MON CLIN D’ŒIL

« Happy New Year to every Montrealer ! »

— Valérie Plante

Réflexion

C’est par où la Révolution ?

J’ai beau chercher, je ne la trouve pas. J’ai demandé à des gens ici et là, à une préposée aux renseignements dans un centre commercial, et même au bureau d’information touristique de la région : « Euh oui, s’cusez-moi madame, c’est par où la Révolution ? » Personne ne comprenait de quoi je parlais. Chaque fois, je repartais bredouille en pestant. « Pfft ! »

L’affaire, c’est que je cherche la Révolution avec un grand R, une révolution plus ou moins tranquille, un soulèvement imminent, un virement de cap sociopolitique draconien qui remettrait les pendules environnementales à l’heure. Rien. Il ne se passe rien.
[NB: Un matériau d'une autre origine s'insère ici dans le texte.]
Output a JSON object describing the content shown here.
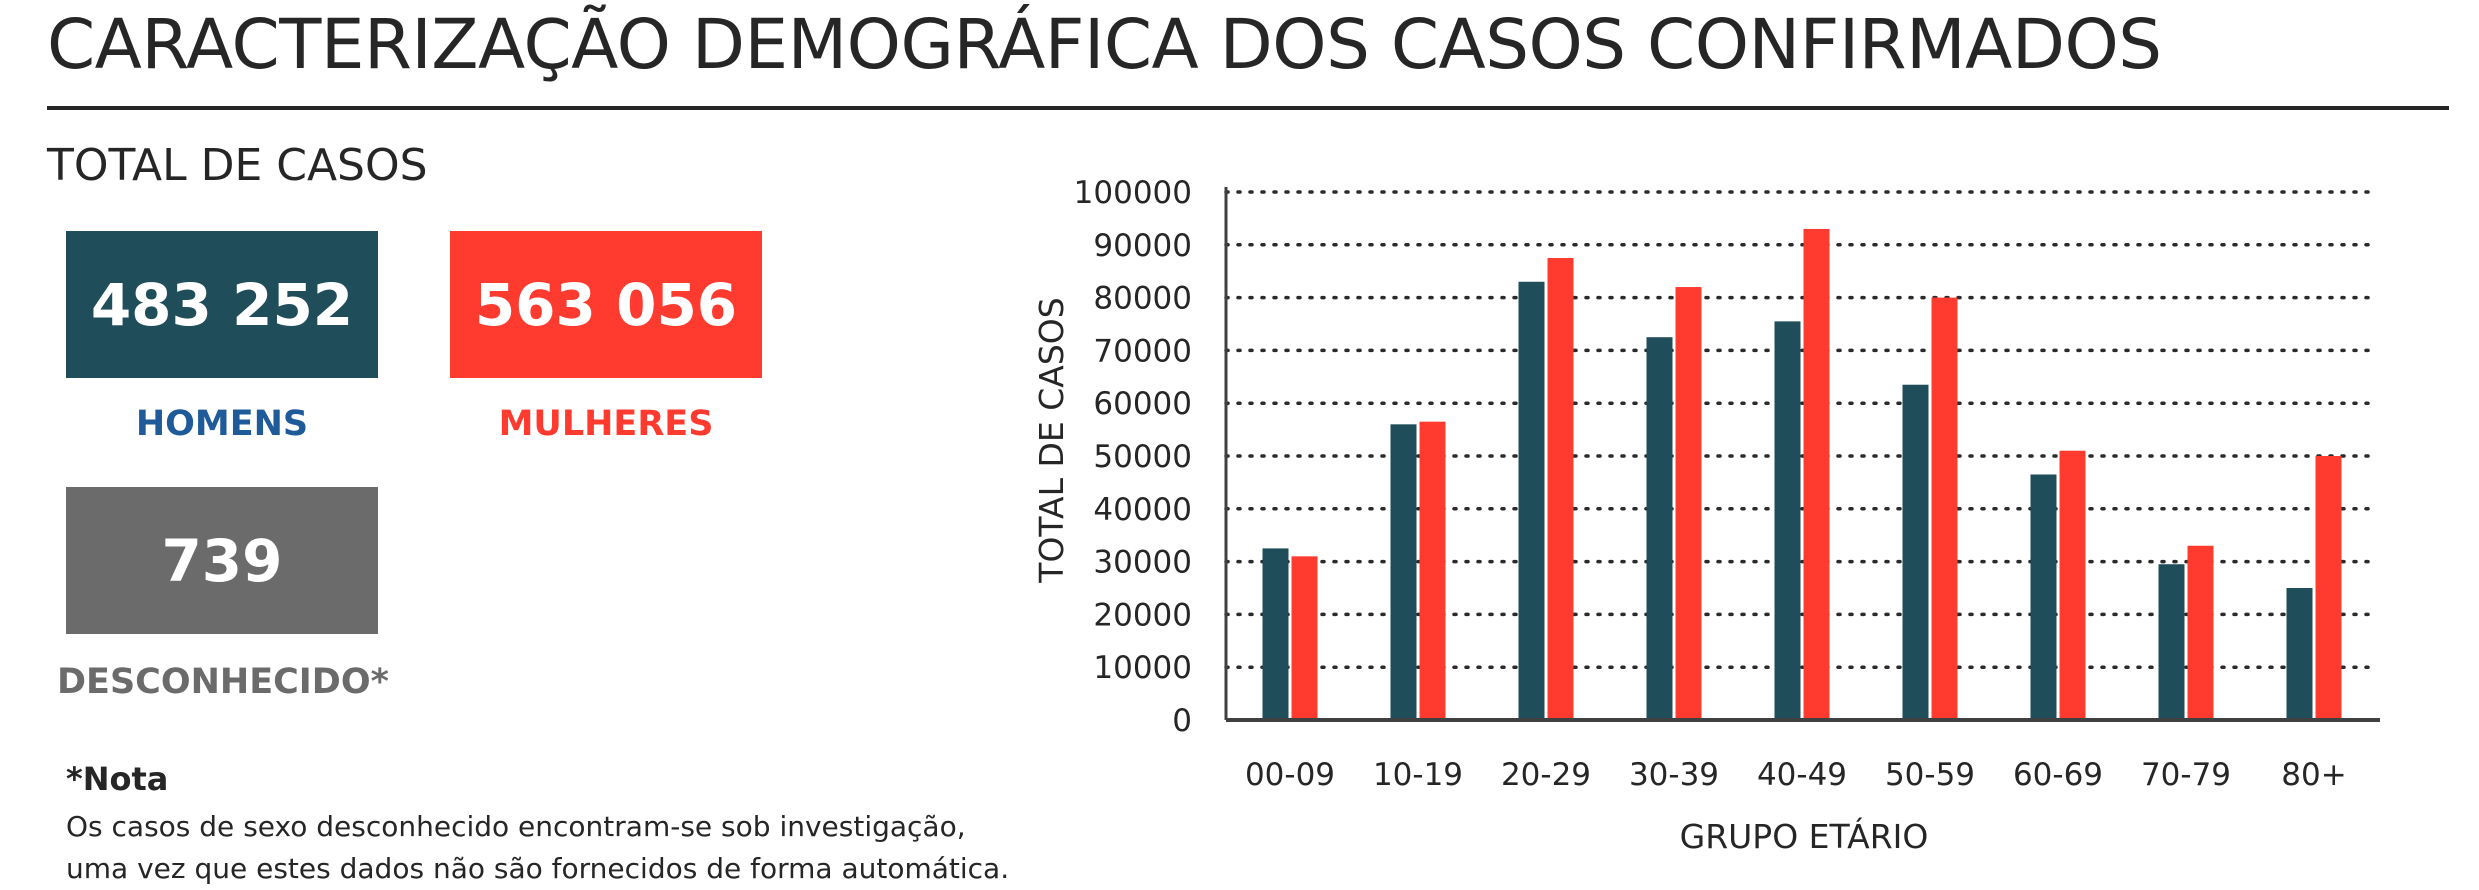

Vous êtes satisfaits, vous, de la manifestation pour la planète du 10 novembre dernier ? Moi pas. La semaine suivante, chers amis, six fois plus de gens étaient présents pour le défilé du père Noël au centre-ville de Montréal… N’importe quoi.

À mon humble avis, cela s’explique en grande partie par le fait qu’on n’apprécie pas la colère. Ici, dans ce pays (qui n’en est toujours pas un – il arrive quoi avec le rapatriement de la Constitution, au fait ?), bref, au Québec, c’est bien connu, on aime le consensus, la bonne entente, voire le silence oppressant, pour être bien sûr et certain de ne pas déranger personne. « Pas de chicane dans ma cabane… », on connaît l’expression.

Moi aussi, j’apprécie la bonne entente – quoiqu’en disent certains –, mais par moments, il faut également savoir se mettre en colère, se lever, s’indigner, s’insurger, mettre son pied à terre, et revendiquer, protester, contester, somme toute, exiger de notre bon gouvernement qu’il s’active au plus sacrant.

Car la colère contenue, réprimée, est non seulement nocive pour la santé, mais, pis encore, une fois intériorisée, elle se retourne alors contre soi et cause la dépression. Ce n’est pas moi qui le dis, c’est écrit dans nombreux livres de psychologie. Des hommes, des experts en la matière, l’ont affirmé maintes fois depuis les années 70 et 80 – Jack Birnbaum, notamment, dans Cry Anger (1973) –, alors donc, c’est vrai. Des femmes brillantes aussi avaient souligné ce phénomène, mais, dans leur cas à elles, ça restait à être prouvé hors de tout doute raisonnable…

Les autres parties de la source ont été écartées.